Brush your pet’s teeth daily.
Brushing your cat’s or your dog’s teeth is the most effective way to remove plaque in order to prevent gingivitis and periodontal disease. Making oral care a daily routine is ideal, but providing at least three brushings per week can be sufficient for good results.
Most cats and dogs can be gradually trained to tolerate brushing. Start by putting your finger in their mouth to get them used to the motion, then eventually use a bristled pet toothbrush and pet toothpaste. Never use human toothpaste on a cat or a dog, as it contains ingredients that are toxic to them. Pet-centric flavours such as poultry, beef and seafood will also likely help your companion to be more cooperative.

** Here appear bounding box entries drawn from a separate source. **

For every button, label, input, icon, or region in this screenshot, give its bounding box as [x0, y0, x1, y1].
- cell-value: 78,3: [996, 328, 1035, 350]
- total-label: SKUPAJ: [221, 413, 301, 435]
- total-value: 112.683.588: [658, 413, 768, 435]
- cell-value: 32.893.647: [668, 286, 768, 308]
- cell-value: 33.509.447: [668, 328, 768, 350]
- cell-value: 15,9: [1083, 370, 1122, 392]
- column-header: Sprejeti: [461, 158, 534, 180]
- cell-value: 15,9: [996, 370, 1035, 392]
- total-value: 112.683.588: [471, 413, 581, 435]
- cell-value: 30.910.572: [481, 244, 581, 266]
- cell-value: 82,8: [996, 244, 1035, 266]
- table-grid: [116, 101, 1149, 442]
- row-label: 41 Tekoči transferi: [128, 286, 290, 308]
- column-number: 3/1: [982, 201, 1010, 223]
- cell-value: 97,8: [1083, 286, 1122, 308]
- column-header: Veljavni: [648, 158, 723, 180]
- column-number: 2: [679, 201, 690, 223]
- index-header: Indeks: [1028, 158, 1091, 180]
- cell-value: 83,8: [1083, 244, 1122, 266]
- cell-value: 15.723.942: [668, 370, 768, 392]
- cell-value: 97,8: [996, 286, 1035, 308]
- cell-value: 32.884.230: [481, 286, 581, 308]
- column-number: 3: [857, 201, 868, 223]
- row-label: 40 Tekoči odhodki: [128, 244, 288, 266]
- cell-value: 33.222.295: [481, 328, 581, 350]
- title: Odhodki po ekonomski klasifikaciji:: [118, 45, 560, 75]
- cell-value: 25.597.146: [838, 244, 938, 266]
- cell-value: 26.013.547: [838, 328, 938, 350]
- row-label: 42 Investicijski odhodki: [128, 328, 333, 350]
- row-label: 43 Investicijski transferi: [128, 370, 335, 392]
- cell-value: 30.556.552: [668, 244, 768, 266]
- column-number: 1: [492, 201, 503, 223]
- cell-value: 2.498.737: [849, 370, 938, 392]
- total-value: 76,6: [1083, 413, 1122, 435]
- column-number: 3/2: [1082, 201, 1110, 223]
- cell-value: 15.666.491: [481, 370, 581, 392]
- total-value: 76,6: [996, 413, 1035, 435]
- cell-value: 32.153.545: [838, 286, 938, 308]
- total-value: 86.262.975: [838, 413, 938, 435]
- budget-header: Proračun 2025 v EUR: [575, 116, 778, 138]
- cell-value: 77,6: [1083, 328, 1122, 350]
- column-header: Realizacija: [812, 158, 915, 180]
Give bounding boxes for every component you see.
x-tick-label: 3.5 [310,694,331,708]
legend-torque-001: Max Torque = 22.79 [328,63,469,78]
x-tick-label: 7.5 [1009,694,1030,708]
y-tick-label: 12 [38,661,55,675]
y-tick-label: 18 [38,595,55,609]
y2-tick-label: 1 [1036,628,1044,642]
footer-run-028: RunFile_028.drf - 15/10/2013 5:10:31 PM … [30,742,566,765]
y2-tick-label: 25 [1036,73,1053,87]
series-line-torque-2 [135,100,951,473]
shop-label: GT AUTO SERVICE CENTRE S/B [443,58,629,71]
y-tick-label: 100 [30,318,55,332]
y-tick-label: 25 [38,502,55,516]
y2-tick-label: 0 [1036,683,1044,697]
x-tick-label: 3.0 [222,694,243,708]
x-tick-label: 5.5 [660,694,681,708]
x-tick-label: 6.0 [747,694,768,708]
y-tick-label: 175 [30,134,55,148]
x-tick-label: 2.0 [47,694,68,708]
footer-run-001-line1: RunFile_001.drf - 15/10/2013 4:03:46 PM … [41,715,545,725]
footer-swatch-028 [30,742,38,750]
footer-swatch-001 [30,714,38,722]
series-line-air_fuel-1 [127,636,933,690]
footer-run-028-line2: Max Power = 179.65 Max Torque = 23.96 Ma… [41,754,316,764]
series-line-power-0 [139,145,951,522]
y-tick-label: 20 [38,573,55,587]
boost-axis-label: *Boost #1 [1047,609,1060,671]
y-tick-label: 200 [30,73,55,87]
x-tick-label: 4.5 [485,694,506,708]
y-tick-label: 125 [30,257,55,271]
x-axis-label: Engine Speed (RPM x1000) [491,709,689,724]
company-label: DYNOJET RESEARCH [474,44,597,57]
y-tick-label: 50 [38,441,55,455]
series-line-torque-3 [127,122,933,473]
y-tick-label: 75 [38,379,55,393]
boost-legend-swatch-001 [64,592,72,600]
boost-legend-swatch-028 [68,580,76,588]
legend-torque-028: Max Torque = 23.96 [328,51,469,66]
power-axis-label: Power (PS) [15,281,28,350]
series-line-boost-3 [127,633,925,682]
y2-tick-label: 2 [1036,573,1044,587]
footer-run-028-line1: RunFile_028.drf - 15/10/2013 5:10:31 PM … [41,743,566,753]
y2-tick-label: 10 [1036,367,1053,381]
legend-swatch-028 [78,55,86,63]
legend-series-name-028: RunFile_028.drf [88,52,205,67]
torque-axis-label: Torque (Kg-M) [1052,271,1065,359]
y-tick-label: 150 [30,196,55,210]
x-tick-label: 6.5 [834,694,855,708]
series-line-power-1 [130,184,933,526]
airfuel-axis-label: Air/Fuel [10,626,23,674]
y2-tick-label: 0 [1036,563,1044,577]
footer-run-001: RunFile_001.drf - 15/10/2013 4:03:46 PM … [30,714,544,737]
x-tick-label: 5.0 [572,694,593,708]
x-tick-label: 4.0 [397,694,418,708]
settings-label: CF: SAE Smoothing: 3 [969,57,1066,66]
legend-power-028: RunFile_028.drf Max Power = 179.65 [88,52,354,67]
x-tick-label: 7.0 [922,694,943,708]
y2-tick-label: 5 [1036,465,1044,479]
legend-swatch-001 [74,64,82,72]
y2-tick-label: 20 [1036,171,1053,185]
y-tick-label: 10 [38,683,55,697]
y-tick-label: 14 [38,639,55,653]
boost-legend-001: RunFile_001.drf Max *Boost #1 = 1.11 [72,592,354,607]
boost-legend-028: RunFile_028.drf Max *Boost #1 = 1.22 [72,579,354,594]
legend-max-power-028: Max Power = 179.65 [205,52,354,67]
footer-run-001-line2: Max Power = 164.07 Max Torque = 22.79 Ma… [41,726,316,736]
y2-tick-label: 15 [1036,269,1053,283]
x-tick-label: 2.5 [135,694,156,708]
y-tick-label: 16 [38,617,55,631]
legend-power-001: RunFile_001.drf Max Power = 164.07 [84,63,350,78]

Switch to specially formulated oral care pet food.
If time is an issue, dry pet food specially formulated for dental care provides an effective alternative. As your pet chews their food, abrasive particles scrape the plaque off their teeth. Each individual kibble is also usually larger in size, forcing your pet to chew longer.
Give your pet dental treats or a chew toy designed to promote dental health.

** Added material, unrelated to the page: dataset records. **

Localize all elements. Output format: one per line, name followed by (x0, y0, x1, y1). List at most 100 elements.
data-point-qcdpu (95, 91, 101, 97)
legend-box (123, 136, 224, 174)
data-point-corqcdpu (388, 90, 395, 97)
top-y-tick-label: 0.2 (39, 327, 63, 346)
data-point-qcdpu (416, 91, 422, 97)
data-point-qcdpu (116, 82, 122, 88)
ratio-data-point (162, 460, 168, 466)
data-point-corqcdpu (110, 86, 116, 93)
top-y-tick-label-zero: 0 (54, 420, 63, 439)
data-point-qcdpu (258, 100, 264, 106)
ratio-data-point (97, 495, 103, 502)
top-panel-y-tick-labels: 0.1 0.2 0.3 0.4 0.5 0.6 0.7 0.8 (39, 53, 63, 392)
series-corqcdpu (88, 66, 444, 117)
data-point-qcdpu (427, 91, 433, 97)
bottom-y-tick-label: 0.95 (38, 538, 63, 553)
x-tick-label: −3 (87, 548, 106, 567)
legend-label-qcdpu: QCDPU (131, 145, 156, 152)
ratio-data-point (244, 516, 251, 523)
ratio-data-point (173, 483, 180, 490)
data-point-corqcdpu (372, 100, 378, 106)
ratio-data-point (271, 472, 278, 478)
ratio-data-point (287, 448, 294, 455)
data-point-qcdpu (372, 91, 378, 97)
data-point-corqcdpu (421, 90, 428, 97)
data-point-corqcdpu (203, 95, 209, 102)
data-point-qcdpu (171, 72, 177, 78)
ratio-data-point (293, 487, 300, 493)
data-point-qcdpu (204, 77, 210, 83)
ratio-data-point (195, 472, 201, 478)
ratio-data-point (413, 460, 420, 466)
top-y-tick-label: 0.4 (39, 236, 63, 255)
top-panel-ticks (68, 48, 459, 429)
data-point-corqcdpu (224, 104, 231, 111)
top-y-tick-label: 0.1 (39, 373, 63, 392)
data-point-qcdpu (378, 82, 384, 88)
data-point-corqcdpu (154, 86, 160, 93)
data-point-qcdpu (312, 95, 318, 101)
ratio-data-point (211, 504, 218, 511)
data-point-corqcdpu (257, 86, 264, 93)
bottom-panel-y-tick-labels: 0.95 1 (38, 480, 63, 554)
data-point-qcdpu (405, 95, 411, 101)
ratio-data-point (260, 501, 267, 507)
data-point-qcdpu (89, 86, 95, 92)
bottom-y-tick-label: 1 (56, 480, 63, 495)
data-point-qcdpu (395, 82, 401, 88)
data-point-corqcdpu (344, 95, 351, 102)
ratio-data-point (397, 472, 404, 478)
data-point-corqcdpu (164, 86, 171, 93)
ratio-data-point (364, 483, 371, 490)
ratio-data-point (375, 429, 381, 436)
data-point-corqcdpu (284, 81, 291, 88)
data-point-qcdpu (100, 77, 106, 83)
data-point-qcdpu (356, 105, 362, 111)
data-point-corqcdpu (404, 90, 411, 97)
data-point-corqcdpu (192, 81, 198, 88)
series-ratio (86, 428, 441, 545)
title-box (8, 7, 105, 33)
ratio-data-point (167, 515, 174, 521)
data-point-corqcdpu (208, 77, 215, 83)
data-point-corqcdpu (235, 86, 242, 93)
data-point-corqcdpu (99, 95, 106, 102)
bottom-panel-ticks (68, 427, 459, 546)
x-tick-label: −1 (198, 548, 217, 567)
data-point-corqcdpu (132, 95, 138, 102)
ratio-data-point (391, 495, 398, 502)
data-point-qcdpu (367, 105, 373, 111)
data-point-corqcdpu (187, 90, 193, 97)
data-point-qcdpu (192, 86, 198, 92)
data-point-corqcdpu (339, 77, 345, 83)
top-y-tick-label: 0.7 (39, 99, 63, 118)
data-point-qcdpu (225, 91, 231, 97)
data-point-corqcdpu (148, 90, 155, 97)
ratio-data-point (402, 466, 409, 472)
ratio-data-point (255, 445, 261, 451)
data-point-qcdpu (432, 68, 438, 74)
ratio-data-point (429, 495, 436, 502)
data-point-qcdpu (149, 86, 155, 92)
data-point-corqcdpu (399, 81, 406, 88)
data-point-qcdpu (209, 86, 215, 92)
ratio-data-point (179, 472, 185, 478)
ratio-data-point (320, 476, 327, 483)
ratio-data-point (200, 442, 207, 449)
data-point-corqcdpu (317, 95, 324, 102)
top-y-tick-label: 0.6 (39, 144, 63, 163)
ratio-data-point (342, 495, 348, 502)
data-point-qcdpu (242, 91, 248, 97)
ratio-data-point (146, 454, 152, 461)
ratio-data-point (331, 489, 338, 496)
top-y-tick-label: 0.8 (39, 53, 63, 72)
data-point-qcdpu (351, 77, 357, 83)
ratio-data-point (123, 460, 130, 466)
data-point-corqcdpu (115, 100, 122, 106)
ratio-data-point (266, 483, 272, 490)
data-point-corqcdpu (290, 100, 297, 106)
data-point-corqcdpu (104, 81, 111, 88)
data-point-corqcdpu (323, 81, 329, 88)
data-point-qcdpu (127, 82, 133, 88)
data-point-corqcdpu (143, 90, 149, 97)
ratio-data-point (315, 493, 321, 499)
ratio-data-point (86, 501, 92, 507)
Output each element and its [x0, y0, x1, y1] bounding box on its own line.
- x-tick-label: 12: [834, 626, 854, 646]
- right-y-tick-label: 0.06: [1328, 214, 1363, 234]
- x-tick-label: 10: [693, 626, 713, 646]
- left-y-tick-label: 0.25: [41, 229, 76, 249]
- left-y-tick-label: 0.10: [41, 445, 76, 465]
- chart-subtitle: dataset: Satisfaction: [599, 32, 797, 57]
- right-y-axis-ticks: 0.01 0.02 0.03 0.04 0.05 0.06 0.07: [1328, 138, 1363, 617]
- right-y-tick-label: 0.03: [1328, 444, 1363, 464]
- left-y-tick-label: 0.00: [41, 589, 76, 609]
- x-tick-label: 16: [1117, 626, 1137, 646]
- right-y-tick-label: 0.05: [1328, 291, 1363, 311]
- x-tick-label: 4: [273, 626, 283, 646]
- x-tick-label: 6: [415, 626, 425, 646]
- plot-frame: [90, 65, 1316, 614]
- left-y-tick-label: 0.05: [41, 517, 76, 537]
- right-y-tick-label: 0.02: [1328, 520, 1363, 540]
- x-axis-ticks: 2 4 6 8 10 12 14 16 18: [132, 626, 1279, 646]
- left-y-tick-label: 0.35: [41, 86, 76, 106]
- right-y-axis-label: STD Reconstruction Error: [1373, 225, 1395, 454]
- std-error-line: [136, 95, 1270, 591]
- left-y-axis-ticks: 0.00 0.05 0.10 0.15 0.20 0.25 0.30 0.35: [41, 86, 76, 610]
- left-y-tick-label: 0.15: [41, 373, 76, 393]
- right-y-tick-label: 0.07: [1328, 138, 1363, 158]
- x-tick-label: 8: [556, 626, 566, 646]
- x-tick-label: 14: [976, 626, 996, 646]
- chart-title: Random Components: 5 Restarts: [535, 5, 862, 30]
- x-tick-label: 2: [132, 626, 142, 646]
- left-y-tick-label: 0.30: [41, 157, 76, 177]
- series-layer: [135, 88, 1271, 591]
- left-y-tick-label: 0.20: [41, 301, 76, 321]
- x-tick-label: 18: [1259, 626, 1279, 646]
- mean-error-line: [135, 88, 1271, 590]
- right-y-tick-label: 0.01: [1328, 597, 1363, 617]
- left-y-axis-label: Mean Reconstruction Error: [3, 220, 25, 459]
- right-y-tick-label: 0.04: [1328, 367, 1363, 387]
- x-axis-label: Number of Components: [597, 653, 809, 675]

While not as effective as daily brushing, certain treats and chew toys can support dental health, such as products accepted by the Veterinary Oral Health Council (VOHC). Chewing on a suitable material helps loosen calculus. However, avoid giving your pet hard plastic toys or animal bones, which may cause lesions on their gums or damage their teeth. Also, look for dental treats containing vitamin C and zinc sulfide, which provide increased oral bacteria control.

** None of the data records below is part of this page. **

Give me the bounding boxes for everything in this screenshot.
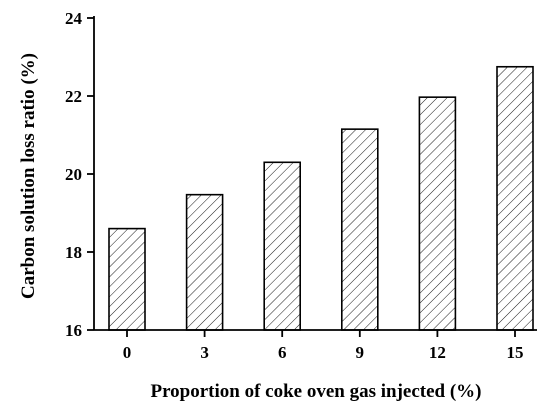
bar-12 [418,96,457,331]
bar-6 [263,161,302,331]
y-tick-label-24: 24 [65,9,83,28]
bars-layer [108,65,534,331]
x-tick-label-9: 9 [356,343,365,362]
x-tick-label-0: 0 [123,343,132,362]
y-tick-label-20: 20 [65,165,82,184]
bar-9 [340,128,379,331]
y-axis-title: Carbon solution loss ratio (%) [18,53,39,299]
y-tick-label-18: 18 [65,243,82,262]
y-tick-label-16: 16 [65,321,82,340]
x-tick-label-12: 12 [429,343,446,362]
x-tick-label-3: 3 [200,343,209,362]
bar-15 [496,65,534,331]
ticks-layer: 16 18 20 22 24 0 3 6 9 12 15 [65,9,524,362]
bar-0 [108,227,146,331]
y-tick-label-22: 22 [65,87,82,106]
x-axis-title: Proportion of coke oven gas injected (%) [150,381,481,402]
axes-layer [93,16,537,331]
x-tick-label-15: 15 [507,343,524,362]
bar-3 [185,193,224,331]
x-tick-label-6: 6 [278,343,287,362]
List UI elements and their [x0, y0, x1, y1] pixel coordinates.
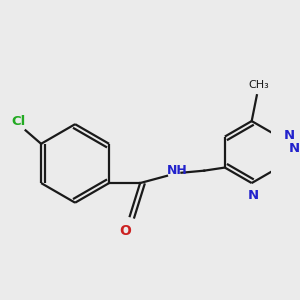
Text: N: N — [289, 142, 300, 155]
Text: O: O — [120, 224, 132, 238]
Text: NH: NH — [167, 164, 188, 177]
Text: N: N — [283, 129, 294, 142]
Text: Cl: Cl — [11, 115, 26, 128]
Text: CH₃: CH₃ — [248, 80, 269, 90]
Text: N: N — [248, 189, 259, 202]
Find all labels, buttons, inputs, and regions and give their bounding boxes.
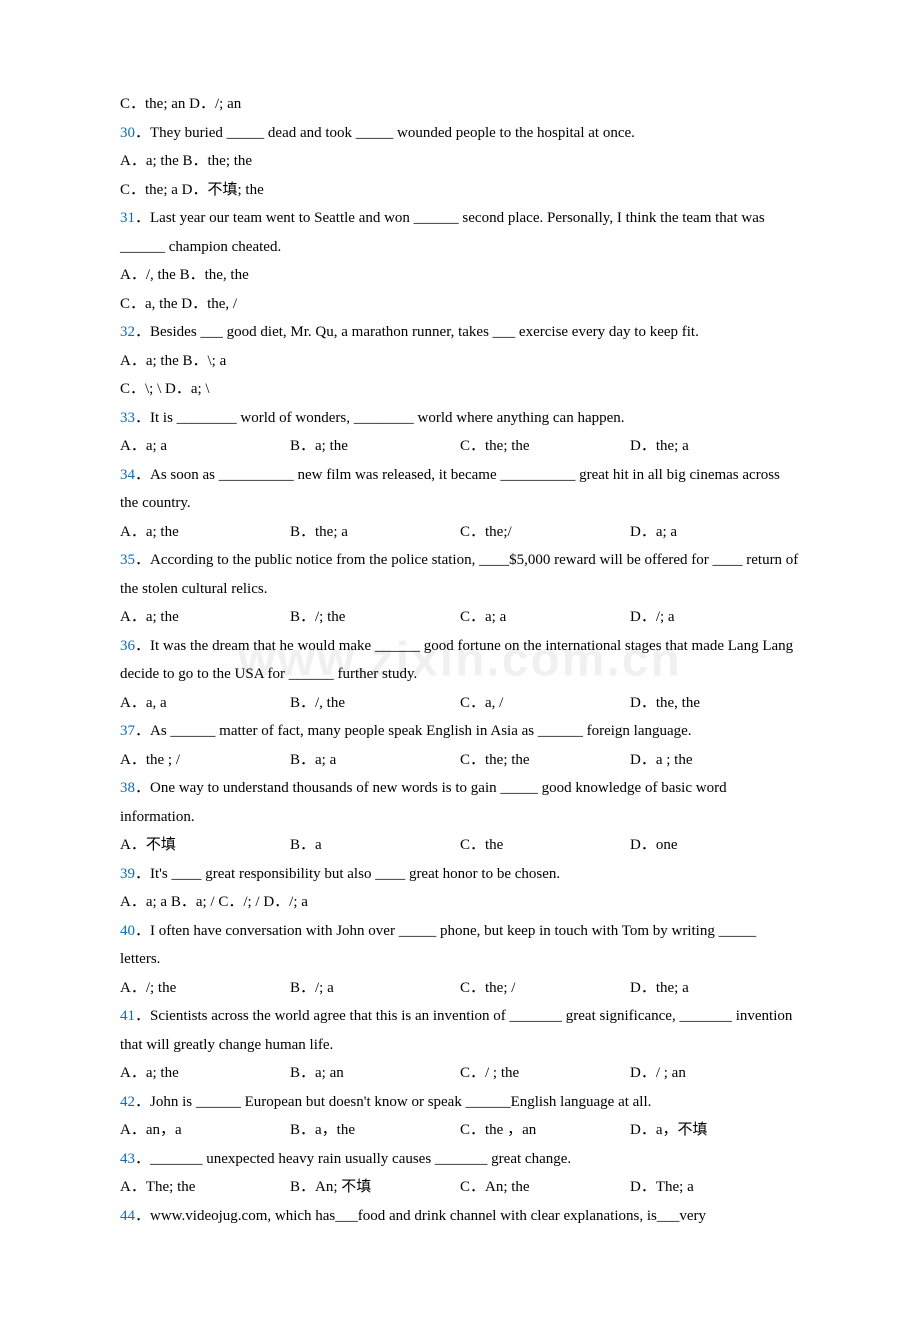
q36-opt-d: D．the, the (630, 689, 800, 718)
q42-number: 42 (120, 1094, 135, 1110)
q33-opt-c: C．the; the (460, 432, 630, 461)
q41-number: 41 (120, 1008, 135, 1024)
q40-opt-c: C．the; / (460, 974, 630, 1003)
q42-opts: A．an，a B．a，the C．the ，an D．a，不填 (120, 1116, 800, 1145)
q35-opt-d: D．/; a (630, 603, 800, 632)
q36-opts: A．a, a B．/, the C．a, / D．the, the (120, 689, 800, 718)
q35-number: 35 (120, 552, 135, 568)
q36-stem: 36．It was the dream that he would make _… (120, 632, 800, 689)
prev-options-cd: C．the; an D．/; an (120, 90, 800, 119)
q33-stem: 33．It is ________ world of wonders, ____… (120, 404, 800, 433)
q37-opt-a: A．the ; / (120, 746, 290, 775)
q31-opts-ab: A．/, the B．the, the (120, 261, 800, 290)
q36-opt-a: A．a, a (120, 689, 290, 718)
q33-opt-b: B．a; the (290, 432, 460, 461)
q41-stem: 41．Scientists across the world agree tha… (120, 1002, 800, 1059)
q34-stem: 34．As soon as __________ new film was re… (120, 461, 800, 518)
q42-opt-d: D．a，不填 (630, 1116, 800, 1145)
q33-opt-a: A．a; a (120, 432, 290, 461)
q38-opt-b: B．a (290, 831, 460, 860)
q42-opt-b: B．a，the (290, 1116, 460, 1145)
q41-opt-b: B．a; an (290, 1059, 460, 1088)
document-page: www.zixin.com.cn C．the; an D．/; an 30．Th… (0, 0, 920, 1320)
q41-opt-c: C．/ ; the (460, 1059, 630, 1088)
q34-opt-b: B．the; a (290, 518, 460, 547)
q38-opt-c: C．the (460, 831, 630, 860)
q39-stem: 39．It's ____ great responsibility but al… (120, 860, 800, 889)
q40-opt-a: A．/; the (120, 974, 290, 1003)
q35-opt-b: B．/; the (290, 603, 460, 632)
q37-opts: A．the ; / B．a; a C．the; the D．a ; the (120, 746, 800, 775)
q32-stem: 32．Besides ___ good diet, Mr. Qu, a mara… (120, 318, 800, 347)
q34-opt-a: A．a; the (120, 518, 290, 547)
q38-number: 38 (120, 780, 135, 796)
q38-stem: 38．One way to understand thousands of ne… (120, 774, 800, 831)
q30-number: 30 (120, 125, 135, 141)
q37-opt-b: B．a; a (290, 746, 460, 775)
q37-number: 37 (120, 723, 135, 739)
q30-opts-cd: C．the; a D．不填; the (120, 176, 800, 205)
q34-opt-c: C．the;/ (460, 518, 630, 547)
q33-opts: A．a; a B．a; the C．the; the D．the; a (120, 432, 800, 461)
q32-opts-cd: C．\; \ D．a; \ (120, 375, 800, 404)
q43-opt-a: A．The; the (120, 1173, 290, 1202)
q41-opt-d: D．/ ; an (630, 1059, 800, 1088)
q37-opt-d: D．a ; the (630, 746, 800, 775)
q31-stem: 31．Last year our team went to Seattle an… (120, 204, 800, 261)
q36-opt-c: C．a, / (460, 689, 630, 718)
q41-opt-a: A．a; the (120, 1059, 290, 1088)
q37-stem: 37．As ______ matter of fact, many people… (120, 717, 800, 746)
q30-opts-ab: A．a; the B．the; the (120, 147, 800, 176)
q43-stem: 43．_______ unexpected heavy rain usually… (120, 1145, 800, 1174)
q31-number: 31 (120, 210, 135, 226)
q40-opts: A．/; the B．/; a C．the; / D．the; a (120, 974, 800, 1003)
q42-stem: 42．John is ______ European but doesn't k… (120, 1088, 800, 1117)
q34-number: 34 (120, 467, 135, 483)
q43-number: 43 (120, 1151, 135, 1167)
q42-opt-a: A．an，a (120, 1116, 290, 1145)
q43-opt-d: D．The; a (630, 1173, 800, 1202)
q44-stem: 44．www.videojug.com, which has___food an… (120, 1202, 800, 1231)
q34-opt-d: D．a; a (630, 518, 800, 547)
q40-number: 40 (120, 923, 135, 939)
q40-stem: 40．I often have conversation with John o… (120, 917, 800, 974)
q39-number: 39 (120, 866, 135, 882)
q35-stem: 35．According to the public notice from t… (120, 546, 800, 603)
q38-opt-d: D．one (630, 831, 800, 860)
q31-opts-cd: C．a, the D．the, / (120, 290, 800, 319)
q32-number: 32 (120, 324, 135, 340)
q38-opt-a: A．不填 (120, 831, 290, 860)
q35-opts: A．a; the B．/; the C．a; a D．/; a (120, 603, 800, 632)
q41-opts: A．a; the B．a; an C．/ ; the D．/ ; an (120, 1059, 800, 1088)
q39-opts: A．a; a B．a; / C．/; / D．/; a (120, 888, 800, 917)
q44-number: 44 (120, 1208, 135, 1224)
q38-opts: A．不填 B．a C．the D．one (120, 831, 800, 860)
q33-opt-d: D．the; a (630, 432, 800, 461)
q35-opt-c: C．a; a (460, 603, 630, 632)
q37-opt-c: C．the; the (460, 746, 630, 775)
q36-number: 36 (120, 638, 135, 654)
q43-opt-c: C．An; the (460, 1173, 630, 1202)
q32-opts-ab: A．a; the B．\; a (120, 347, 800, 376)
q40-opt-b: B．/; a (290, 974, 460, 1003)
q30-stem: 30．They buried _____ dead and took _____… (120, 119, 800, 148)
q35-opt-a: A．a; the (120, 603, 290, 632)
q43-opts: A．The; the B．An; 不填 C．An; the D．The; a (120, 1173, 800, 1202)
q42-opt-c: C．the ，an (460, 1116, 630, 1145)
q36-opt-b: B．/, the (290, 689, 460, 718)
q40-opt-d: D．the; a (630, 974, 800, 1003)
q33-number: 33 (120, 410, 135, 426)
q34-opts: A．a; the B．the; a C．the;/ D．a; a (120, 518, 800, 547)
q43-opt-b: B．An; 不填 (290, 1173, 460, 1202)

Schedule regular dental exams at your veterinary clinic.
As part of your pet’s annual visit, their veterinarian will conduct a thorough dental exam to look for redness or swelling of the gums, calculus buildup, missing teeth and bite abnormalities. Such appointments provide an opportunity to diagnose dental disease, fractured teeth or other problems early, to prevent complications and in many cases, to repair the damage.
Have your pet’s teeth professionally cleaned.
Your veterinarian will let you know if a professional cleaning is recommended based on the findings of the dental exam as well as your pet’s size, age, breed, and the effectiveness of dental care received at home. Such a procedure requires your pet to be put under anesthesia so they remain still. This allows the veterinary team to examine and thoroughly clean the teeth below the gumline and to take dental x-rays, which are needed to fully evaluate the teeth and jaws. After the calculus is removed, the teeth are polished to create a smooth surface which helps prevent further plaque buildup.
 Jeusette, I.C., Roman, A.M., Torre, C., Crusafont, JH., Sanchez, M.C., Pérez-Salcedo, L.M, & Herrera, D. (2016). 24-hour evaluation of dental plaque bacteria and halitosis after consumption of a single placebo or dental treat by dogs. American Journal of Veterinary Research, 77(6), 613-619.